Ela conta que após conquistar o sistema suas plantas ficaram mais viçosas e fortes muito rápido. "Mudou muito, porque elas eram pequenininhas e cresceram rápido. Tem uma pinheira que já deu pinha pequenininha. Tenho macaxeira ao redor [do tanque] que já estão grandes. Tudo que eu colho aqui vai para a panela."
Mais segurança alimentar
Júnior Aleixo afirma que o sistema tem impacto direto na segurança alimentar dos agricultores porque água e comida estão relacionadas no Semiárido. "O sistema aumenta a disponibilidade de água para irrigação do plantio de alimentos dos quintais agroecológicos e para a criação de animais como porcos, galinhas e cabras", diz.
A horta de Aline é colorida. Tem couve-flor, pimentão, tomate, cebolinha e coentro, pimenta de cheiro, além de frutas como acerola, mamão, pinha, goiaba, caju, entre outras. Tem ainda um tipo de feijão bastante apreciado no Sertão, e licuri, um coquinho rico em nutrientes, cujo leite é usado para umedecer o cuscuz, iguaria típica da região. No canteiro medicinal, ela cultiva capim-santo, boldo, capim-eucalipto, hortelã, arruda, moringa.
Na sua nova vida, Aline encontrou apoio no Grupo de Mulheres Retiro Com Deus somos Tudo, espaço onde, segundo ela, foi possível ter acesso a outras políticas públicas. Com o apoio do grupo, conseguiu o Benefício de Prestação Continuada (BPC) para o filho. Podem ter acesso a essa renda idosos com 65 anos, que possuam renda inferior a um quarto de um salário mínimo, e pessoas com deficiência.
Aprendizados do sertão
Para completar a renda, Aline produz e comercializa peças em artesanato. Ela decora sandálias. Além da produção de alimentos e artesanato, a agricultora passou a integrar o Conselho Municipal de Assistência Social, lugar onde ela avalia que aprendeu coisas novas e elevou a autoestima.

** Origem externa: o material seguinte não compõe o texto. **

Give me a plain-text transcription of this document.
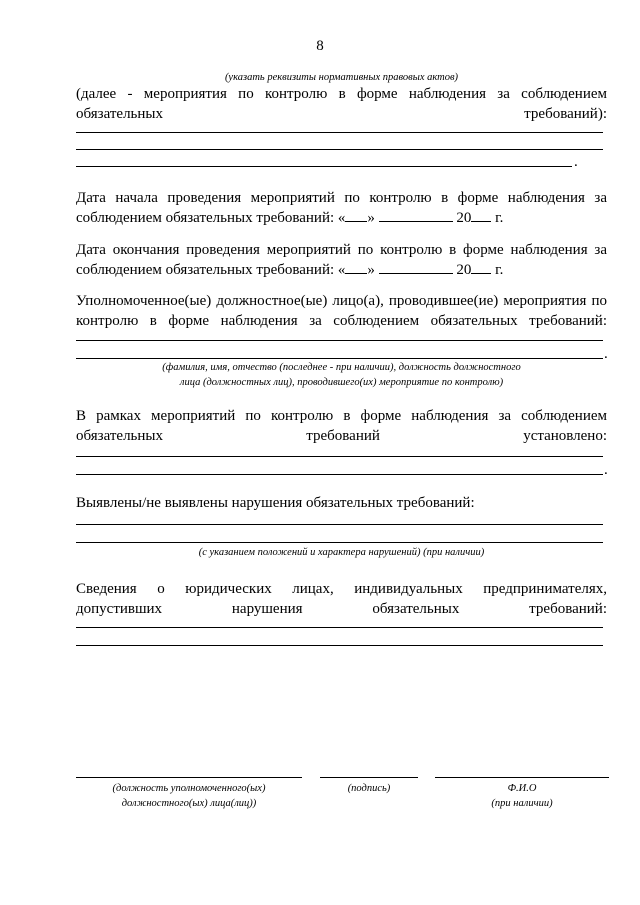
8
(указать реквизиты нормативных правовых актов)
(далее - мероприятия по контролю в форме наблюдения за соблюдением обязательных требований):
.
Дата начала проведения мероприятий по контролю в форме наблюдения за соблюдением обязательных требований: « »	20 г.
Дата окончания проведения мероприятий по контролю в форме наблюдения за соблюдением обязательных требований: « »	20 г.
Уполномоченное(ые) должностное(ые) лицо(а), проводившее(ие) мероприятия по контролю в форме наблюдения за соблюдением обязательных требований:
.
(фамилия, имя, отчество (последнее - при наличии), должность должностного
лица (должностных лиц), проводившего(их) мероприятие по контролю)
В рамках мероприятий по контролю в форме наблюдения за соблюдением обязательных требований установлено:
.
Выявлены/не выявлены нарушения обязательных требований:
(с указанием положений и характера нарушений) (при наличии)
Сведения о юридических лицах, индивидуальных предпринимателях, допустивших нарушения обязательных требований:
(должность уполномоченного(ых)
должностного(ых) лица(лиц))
(подпись)	Ф.И.О
(при наличии)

"Eu não pensava que poderia sair de casa, ir para reuniões, porque antes eu vivia só em casa com ele [o filho]. Agora, eu já saio, não tenho vergonha de conversar com as pessoas."
É neste Sertão que muita gente só conhece pelas imagens de chão rachado, do gado morto na estrada, onde Aline e o filho encontraram casa, água, comida e paz, que a agricultora planeja para o futuro.
"Eu quero poder plantar mais, poder produzir para levar para alguma feirinha. Realizar entregas para o Pnae [Programa Nacional de Alimentação Escola]. Quero adquirir mais experiência e mais aprendizagem."